Social Baseline Theory

Social Baseline Theory

We know that better social relationships predict quality of health. We have always included social support as a factor that impacts prognosis of a physical and psychological dysfunction.

But we have not really known why.

If you are a helping professional then it might be crucial to let the conclusions of the Social Baseline Theory (SBT) inform your work.

Some Background

Neuroscience considers a person’s ‘baseline’ state to be when that individual is on their own and without the introduction of external stimuli. ‘Baseline’ is the starting point from which the brain's activity, and subsequently it's resulting perceptions and emotions, originate. But this assumption maybe erroneous.

James Coan and Lane Beckes studied the effect of having people close to you when times are tough, when either there's a very difficult task or you're in pain. So, they began to experiment with having people estimate say the difficulty of climbing a mountain when they were by themselves or to assign a number to their pain when there was a threat of an electric shock. They found that people estimated the mountain to be less steep and the pain felt to be less painful when they had another person (a stranger) just be present with them or holding their hand. When the person was a trusted other the estimation of difficulty and pain both reduced further.

They predicted that this was because when somebody shows up, the prefrontal cortex is firing more strongly and regulating the amygdala in a way combining our prefrontal resources.
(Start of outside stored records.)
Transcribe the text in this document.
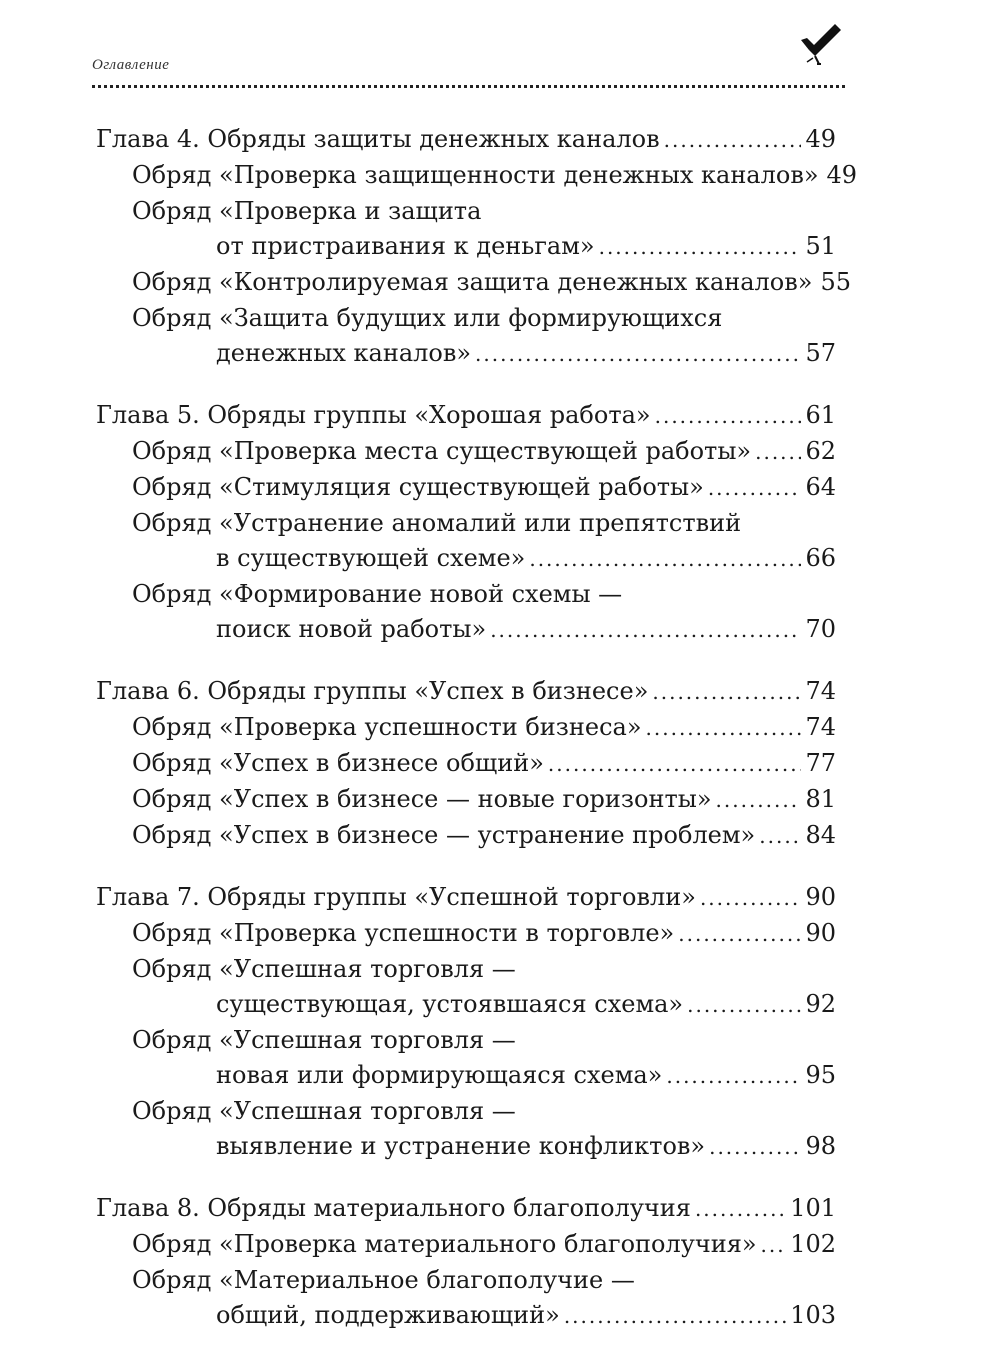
Оглавление
Глава 4. Обряды защиты денежных каналов .....	49
Обряд «Проверка защищенности денежных каналов» 49
Обряд «Проверка и защита
от пристраивания к деньгам» .....	51
Обряд «Контролируемая защита денежных каналов» 55
Обряд «Защита будущих или формирующихся
денежных каналов» .....	57
Глава 5. Обряды группы «Хорошая работа» .....	61
Обряд «Проверка места существующей работы» ..... 62
Обряд «Стимуляция существующей работы» .....	64
Обряд «Устранение аномалий или препятствий
в существующей схеме» .....	66
Обряд «Формирование новой схемы —
поиск новой работы» .....	70
Глава 6. Обряды группы «Успех в бизнесе» .....	74
Обряд «Проверка успешности бизнеса» .....	74
Обряд «Успех в бизнесе общий» .....	77
Обряд «Успех в бизнесе — новые горизонты» .....	81
Обряд «Успех в бизнесе — устранение проблем» ..... 84
Глава 7. Обряды группы «Успешной торговли» .....	90
Обряд «Проверка успешности в торговле» .....	90
Обряд «Успешная торговля —
существующая, устоявшаяся схема» .....	92
Обряд «Успешная торговля —
новая или формирующаяся схема» .....	95
Обряд «Успешная торговля —
выявление и устранение конфликтов» .....	98
Глава 8. Обряды материального благополучия .....	101
Обряд «Проверка материального благополучия» ..... 102
Обряд «Материальное благополучие —
общий, поддерживающий» .....	103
Their predictions were proven completely wrong! The brain scans revealed that when two people who are trustworthy come together, the prefrontal cortex fires less and the amygdala of both persons quiet simply because our whole system, expects to be embedded in a nest of warm relationships. Our baseline assumption is, this is how we're going to live in the world.

This suggests that perhaps our baseline is not when we are alone but instead when we are supported by positive social connections.

Implications

The brain takes information about social relationships and transforms them into better health and well being by making decisions about how our body will allocate, budget and utilize its resources, even its metabolic resources based on what we know about our social relationships.

The brain does not treat your body as if it is the only one dealing with or coping with the trauma. It assesses what part of the regulation can be outsourced. If you can reach out to someone for co-regulation why pay the metabolic price of accessing the pre-frontal cortex?

The brain construes social resources as bioenergetic resources, much like oxygen or glucose encoding others as part of the self.

?Which also means that when we are isolated and lonely our body is being taxed into paying a higher metabolic price on a daily basis. Often clients will share that they are so lonely that they switch on the television and fall asleep to the sound of other human beings. This is our way of feeling less alone and reducing vigilance and the metabolic price of being alone.

Clients who are for example more dismissive in their attachment patterns and are precociously self-reliant have learned very early on to not rely on their relational resources. They are wired to paying a higher metabolic price.

The very process of therapy is designed to provide a relational resource that helps clients internalize the security of the therapeutic relationship. In group therapy the energetic resources are multiple.

The implications of what we consider to be baseline has the possibility of changing how we see the nature of healing and community. It can change the way we see the world, ourselves and each other.

As someone embedded in a collectivist culture this seems to make intuitive sense. It seems to me that we are always seeking the most nourishing relationships we can imagine (and in therapy we are trying to help change this baseline too!). Our embodied and relational brains are co-organizing, always responsive to those who are with us. Our autonomic nervous system prefers to be in social engagement and is strongly influenced to move in that direction in the presence of someone who offers safety.

In the presence of someone we feel is trustworthy, our amygdalae calm without either person doing anything. The energies of play and care rooted in our social-emotional midbrain awaken automatically as we heal.

Leaving you with an excerpt of from one of Coan's papers that summarizes key findings.

?SBT suggests (1) that the human brain assumes proximity to social relationships characterized by shared goals, interdependence, and trust; and (2) that the human brain construes social relationships as bioenergetic resources, encoding others as part of the self.

This allows humans to, in effect, outsource everything from probabilistic risk to threat vigilance, emotional responding, and a host of other demanding neural and behavioral activities. Thus, proximity to social resources regulates our propensity for engaging in neural and behavioral work, with implications for how we think, act, and feel. When social resources are available, we are expanded, larger, more capable of meeting environmental demands. When social resources are absent, unreliable, or lost, our sense of self is diminished, along with both our objective and subjective efficacy.

SBT suggests the human brain expects access to social relationships that mitigate risk and diminish the level of effort needed to meet a variety of goals. This is accomplished in part by incorporating relational partners into neural representations of the self. By contrast, decreased access to relational partners increases cognitive and physiological effort.

So, relationship disruptions or breakups entail re-defining the self as independent, which implies greater risk, increased effort, and diminished well-being. The ungrafting of the self and other may mediate recovery from relationship loss.

?(Coan JA, Sbarra DA. Social Baseline Theory: The Social Regulation of Risk and Effort. Curr Opin Psychol. 2015 Feb; 1:87-91.)